February 27, 2021

White House Expects Persistently High Unemployment

The White House budget office forecast on Thursday that unemployment would remain at 9 percent through the 2012 presidential election year, an outlook that it said calls for the sort of the job-creating tax cuts and spending President Obama will propose next week.

The unemployment outlook for the next 16 months reflects a 9.1 percent rate this year, down slightly from the 9.3 percent forecast when President Obama made his annual budget request in February. Next year, the projected jobless rate is 9 percent, up from 8.6 percent in the February forecast.

Unemployment will not return to the 5 percent range until 2017, the budget office said, reflecting the intensity of the hangover from the most severe recession since the Great Depression.

While the budget office’s unemployment forecast for 2012 is no surprise given similar private sector projections, it amounts to the White House’s official acknowledgement of the political hurdle in Mr. Obama’s path to re-election.

The Office of Management and Budget, in its annual midyear update of the nation’s fiscal and economic picture, also said federal budget deficits would be lower for this year and next. The decline stems from spending cuts that the White House and Congress agreed to this year, in particular their August deal to find up to $2.4 trillion in reductions over a decade. The Congressional Budget Office similarly revised its fiscal forecast in its midyear report last week.

For this fiscal year, which ends Sept. 30, the budget deficit will be just over $1.3 trillion, both budget offices have projected.

That is down $329 billion, or 20 percent, from the administration’s deficit estimate at the beginning of the year, reflecting higher-than-expected revenue and lower-than expected spending. A $1.3 trillion deficit is equal to 8.8 percent of the economy, as measured by the gross domestic product, which is far above the 3 percent level that economists generally consider the maximum level desirable.

But the budget office report, released by Jacob J. Lew, Mr. Obama’s budget director, argued that the combination of savings mandated by the August deficit reduction deal and reduced spending over time in Iraq and Afghanistan, together with the expiration of the Bush-era tax cuts for high incomes, would bring the deficit to 2.2 percent of G.D.P. after a decade.

Letting the individual tax rate cuts expire for annual incomes above $250,000 as scheduled after 2012 would save more than $1 trillion through 2021, the Office of Management and Budget said — $866 billion in revenue and $166 billion in interest savings from a lower federal debt.

The importance of also realizing the separate savings called for in the budget deal is why Mr. Obama plans next Thursday to recommend “an ambitious, comprehensive and balanced deficit reduction plan,” the report said.
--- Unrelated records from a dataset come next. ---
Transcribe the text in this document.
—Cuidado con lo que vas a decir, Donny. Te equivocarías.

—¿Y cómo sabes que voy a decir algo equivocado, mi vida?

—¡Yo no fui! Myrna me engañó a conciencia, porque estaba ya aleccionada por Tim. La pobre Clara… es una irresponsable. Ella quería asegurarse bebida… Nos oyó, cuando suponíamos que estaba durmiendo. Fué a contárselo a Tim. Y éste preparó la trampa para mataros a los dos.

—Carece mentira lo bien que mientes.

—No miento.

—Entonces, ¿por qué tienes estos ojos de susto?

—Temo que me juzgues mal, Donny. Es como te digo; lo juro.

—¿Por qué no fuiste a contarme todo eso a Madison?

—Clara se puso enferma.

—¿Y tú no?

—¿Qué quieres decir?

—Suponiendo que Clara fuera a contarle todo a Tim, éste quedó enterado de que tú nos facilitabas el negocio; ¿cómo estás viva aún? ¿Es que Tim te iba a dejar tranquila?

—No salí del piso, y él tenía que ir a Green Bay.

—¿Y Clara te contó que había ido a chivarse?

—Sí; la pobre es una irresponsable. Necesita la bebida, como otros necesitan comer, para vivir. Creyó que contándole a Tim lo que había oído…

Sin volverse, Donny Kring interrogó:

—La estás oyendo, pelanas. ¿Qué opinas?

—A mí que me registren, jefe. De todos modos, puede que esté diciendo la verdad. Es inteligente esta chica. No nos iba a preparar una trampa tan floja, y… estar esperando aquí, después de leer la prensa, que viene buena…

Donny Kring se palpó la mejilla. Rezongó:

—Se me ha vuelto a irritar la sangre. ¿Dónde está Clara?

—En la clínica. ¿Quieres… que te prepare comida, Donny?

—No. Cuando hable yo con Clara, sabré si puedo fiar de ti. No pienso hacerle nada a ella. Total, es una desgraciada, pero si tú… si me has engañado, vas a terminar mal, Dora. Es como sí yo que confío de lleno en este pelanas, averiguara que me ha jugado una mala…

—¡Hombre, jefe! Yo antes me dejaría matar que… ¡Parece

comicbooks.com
The administration hopes to influence the special Congressional committee that was created by the deal to reach a bipartisan plan by Nov. 23, for House and Senate votes by late December.

As the Congressional Budget Office earlier emphasized, even though annual deficits are expected to decline through the decade as the economy recovers, after 2021 they will climb again because of an aging population and high health care costs that are driving up federal spending, especially for Medicare and Medicaid.

“At the same time,” the report added, “Congress must appreciate that the economy is still wrestling with the after-effects of a very severe recession.” And that, it said, is why Mr. Obama also will propose a job creation initiative for the near term, including new and previously proposed ideas for temporary tax cuts and infrastructure programs and for retraining the long-term unemployed.